Cosmological Constraints from the Clustering of the Sloan Digital Sky Survey DR7 Luminous Red Galaxies
Beth A. Reid, Will J. Percival, Daniel J. Eisenstein, Licia Verde, David N. Spergel, Ramin A. Skibba, Neta A. Bahcall, Tamas Budavari, Masataka Fukugita, J. Richard Gott, James E. Gunn, Zeljko Ivezic, Gillian R. Knapp, Richard G. Kron, Robert H. Lupton, Timothy A. McKay, Avery Meiksin, Robert C. Nichol, Adrian C. Pope, David J. Schlegel, Donald P. Schneider, Michael A. Strauss, Chris Stoughton, Alexander S. Szalay, Max Tegmark, David H. Weinberg, Donald G. York, Idit Zehavi
TL;DR
This paper develops and applies a halo-density-field approach to SDSS DR7 LRG clustering, reconstructing the halo field to closely trace the underlying matter power spectrum up to $k\le0.2\,h\,\mathrm{Mpc}^{-1}$. The authors calibrate a physically motivated model for $P_{halo}(k,\mathbf{p})$ using extensive N-body mocks, account for non-linear BAO damping, non-linear growth, and halo bias, and incorporate systematic nuisance parameters with controlled priors.
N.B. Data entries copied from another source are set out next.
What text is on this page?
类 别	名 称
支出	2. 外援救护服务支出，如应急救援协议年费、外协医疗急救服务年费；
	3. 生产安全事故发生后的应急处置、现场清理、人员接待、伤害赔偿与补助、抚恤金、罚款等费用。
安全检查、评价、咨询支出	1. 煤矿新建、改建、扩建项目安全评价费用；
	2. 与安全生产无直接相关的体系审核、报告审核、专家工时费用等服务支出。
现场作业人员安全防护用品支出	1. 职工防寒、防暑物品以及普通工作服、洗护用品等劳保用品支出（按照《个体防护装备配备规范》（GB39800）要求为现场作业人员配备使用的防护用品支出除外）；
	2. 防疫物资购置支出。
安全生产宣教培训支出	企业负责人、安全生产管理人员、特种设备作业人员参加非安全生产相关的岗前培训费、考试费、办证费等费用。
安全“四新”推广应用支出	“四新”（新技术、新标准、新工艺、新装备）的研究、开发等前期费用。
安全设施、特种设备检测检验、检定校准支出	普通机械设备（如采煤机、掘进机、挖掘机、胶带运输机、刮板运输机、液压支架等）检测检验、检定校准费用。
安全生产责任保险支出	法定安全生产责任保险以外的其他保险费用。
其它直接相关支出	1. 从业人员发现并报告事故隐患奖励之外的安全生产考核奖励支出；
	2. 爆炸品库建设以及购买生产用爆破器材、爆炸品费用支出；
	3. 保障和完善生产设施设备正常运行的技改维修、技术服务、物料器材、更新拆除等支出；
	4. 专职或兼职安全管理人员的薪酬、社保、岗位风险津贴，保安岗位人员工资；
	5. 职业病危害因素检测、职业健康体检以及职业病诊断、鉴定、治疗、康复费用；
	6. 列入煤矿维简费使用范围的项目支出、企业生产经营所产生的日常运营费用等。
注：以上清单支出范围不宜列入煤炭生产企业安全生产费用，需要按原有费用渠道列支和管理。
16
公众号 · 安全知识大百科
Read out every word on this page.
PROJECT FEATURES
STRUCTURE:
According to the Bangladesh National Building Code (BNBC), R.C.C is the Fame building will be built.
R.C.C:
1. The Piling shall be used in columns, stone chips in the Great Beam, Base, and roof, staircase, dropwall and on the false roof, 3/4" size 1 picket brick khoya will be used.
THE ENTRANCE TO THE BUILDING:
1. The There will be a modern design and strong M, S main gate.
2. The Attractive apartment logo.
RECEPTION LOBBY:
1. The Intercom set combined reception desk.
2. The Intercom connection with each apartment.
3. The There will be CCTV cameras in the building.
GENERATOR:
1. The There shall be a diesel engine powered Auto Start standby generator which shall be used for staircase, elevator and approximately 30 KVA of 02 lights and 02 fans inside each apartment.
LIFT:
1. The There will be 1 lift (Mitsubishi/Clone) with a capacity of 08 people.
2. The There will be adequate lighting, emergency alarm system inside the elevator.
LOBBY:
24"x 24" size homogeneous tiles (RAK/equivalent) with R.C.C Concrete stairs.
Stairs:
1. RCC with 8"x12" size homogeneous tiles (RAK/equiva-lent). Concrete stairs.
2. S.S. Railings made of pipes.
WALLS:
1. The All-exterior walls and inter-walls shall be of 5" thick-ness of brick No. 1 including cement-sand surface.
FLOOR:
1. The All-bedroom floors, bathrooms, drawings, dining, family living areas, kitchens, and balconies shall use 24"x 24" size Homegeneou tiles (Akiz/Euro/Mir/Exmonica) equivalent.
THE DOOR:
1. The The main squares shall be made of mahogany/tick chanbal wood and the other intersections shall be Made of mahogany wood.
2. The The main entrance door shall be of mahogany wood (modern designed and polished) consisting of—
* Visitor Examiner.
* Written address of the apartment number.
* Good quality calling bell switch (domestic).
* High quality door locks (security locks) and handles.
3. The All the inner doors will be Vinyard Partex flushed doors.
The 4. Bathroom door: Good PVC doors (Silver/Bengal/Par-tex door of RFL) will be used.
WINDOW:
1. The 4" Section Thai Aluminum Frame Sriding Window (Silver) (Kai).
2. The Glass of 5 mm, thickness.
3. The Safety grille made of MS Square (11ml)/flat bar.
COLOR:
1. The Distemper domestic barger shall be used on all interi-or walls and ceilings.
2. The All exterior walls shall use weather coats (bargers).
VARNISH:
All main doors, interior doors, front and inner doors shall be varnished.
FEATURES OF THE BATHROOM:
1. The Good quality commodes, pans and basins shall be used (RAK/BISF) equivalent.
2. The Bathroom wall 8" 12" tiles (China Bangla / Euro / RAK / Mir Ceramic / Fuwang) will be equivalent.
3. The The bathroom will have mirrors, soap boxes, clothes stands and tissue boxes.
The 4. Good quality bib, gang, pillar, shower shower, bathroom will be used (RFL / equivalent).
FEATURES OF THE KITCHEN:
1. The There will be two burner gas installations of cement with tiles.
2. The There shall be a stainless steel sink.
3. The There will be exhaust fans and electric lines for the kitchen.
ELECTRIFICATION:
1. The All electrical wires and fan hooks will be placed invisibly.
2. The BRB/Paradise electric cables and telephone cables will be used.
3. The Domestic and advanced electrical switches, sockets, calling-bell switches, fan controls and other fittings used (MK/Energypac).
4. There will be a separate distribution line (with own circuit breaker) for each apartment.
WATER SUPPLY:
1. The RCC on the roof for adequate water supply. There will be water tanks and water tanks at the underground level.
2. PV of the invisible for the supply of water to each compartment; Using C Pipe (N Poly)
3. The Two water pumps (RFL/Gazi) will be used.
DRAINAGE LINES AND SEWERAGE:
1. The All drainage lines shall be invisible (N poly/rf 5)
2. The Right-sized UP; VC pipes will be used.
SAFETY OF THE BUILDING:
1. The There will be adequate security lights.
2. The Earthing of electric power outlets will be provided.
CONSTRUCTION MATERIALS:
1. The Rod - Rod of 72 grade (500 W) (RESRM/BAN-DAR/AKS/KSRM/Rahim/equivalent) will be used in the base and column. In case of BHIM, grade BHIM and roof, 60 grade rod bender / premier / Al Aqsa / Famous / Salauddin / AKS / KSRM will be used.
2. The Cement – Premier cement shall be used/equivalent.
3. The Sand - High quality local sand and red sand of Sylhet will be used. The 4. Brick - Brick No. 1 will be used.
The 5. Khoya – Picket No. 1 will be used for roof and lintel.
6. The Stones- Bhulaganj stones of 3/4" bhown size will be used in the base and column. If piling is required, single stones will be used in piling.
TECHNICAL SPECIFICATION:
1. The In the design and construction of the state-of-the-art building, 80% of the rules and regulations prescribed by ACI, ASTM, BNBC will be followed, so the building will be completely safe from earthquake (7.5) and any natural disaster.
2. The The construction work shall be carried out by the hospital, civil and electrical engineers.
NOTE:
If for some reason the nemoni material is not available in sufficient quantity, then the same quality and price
They obtain LRG-alone constraints on $\Omega_m h^2$ and $D_V(0.35)$, and, when combined with WMAP5 and Union SN data, deliver tight bounds on $\Omega_m$, $H_0$, $\Omega_k$, and $w$, with additional competitive limits on $\sum m_\nu$ and $N_{eff}$. The results demonstrate the power of full-shape information from the halo power spectrum in breaking degeneracies and providing robust, cross-validated cosmological constraints, setting a framework for analyzing future, larger redshift surveys.
Abstract
We present the power spectrum of the reconstructed halo density field derived from a sample of Luminous Red Galaxies (LRGs) from the Sloan Digital Sky Survey Seventh Data Release (DR7). The halo power spectrum has a direct connection to the underlying dark matter power for k <= 0.2 h/Mpc, well into the quasi-linear regime. This enables us to use a factor of ~8 more modes in the cosmological analysis than an analysis with kmax = 0.1 h/Mpc, as was adopted in the SDSS team analysis of the DR4 LRG sample (Tegmark et al. 2006). The observed halo power spectrum for 0.02 < k < 0.2 h/Mpc is well-fit by our model: chi^2 = 39.6 for 40 degrees of freedom for the best fit LCDM model. We find Ω_m h^2 * (n_s/0.96)^0.13 = 0.141^{+0.009}_{-0.012} for a power law primordial power spectrum with spectral index n_s and Ω_b h^2 = 0.02265 fixed, consistent with CMB measurements. The halo power spectrum also constrains the ratio of the comoving sound horizon at the baryon-drag epoch to an effective distance to z=0.35: r_s/D_V(0.35) = 0.1097^{+0.0039}_{-0.0042}. Combining the halo power spectrum measurement with the WMAP 5 year results, for the flat LCDM model we find Ω_m = 0.289 +/- 0.019 and H_0 = 69.4 +/- 1.6 km/s/Mpc. Allowing for massive neutrinos in LCDM, we find \sum m_ν < 0.62 eV at the 95% confidence level. If we instead consider the effective number of relativistic species Neff as a free parameter, we find Neff = 4.8^{+1.8}_{-1.7}. Combining also with the Kowalski et al. (2008) supernova sample, we find Ω_{tot} = 1.011 +/- 0.009 and w = -0.99 +/- 0.11 for an open cosmology with constant dark energy equation of state w.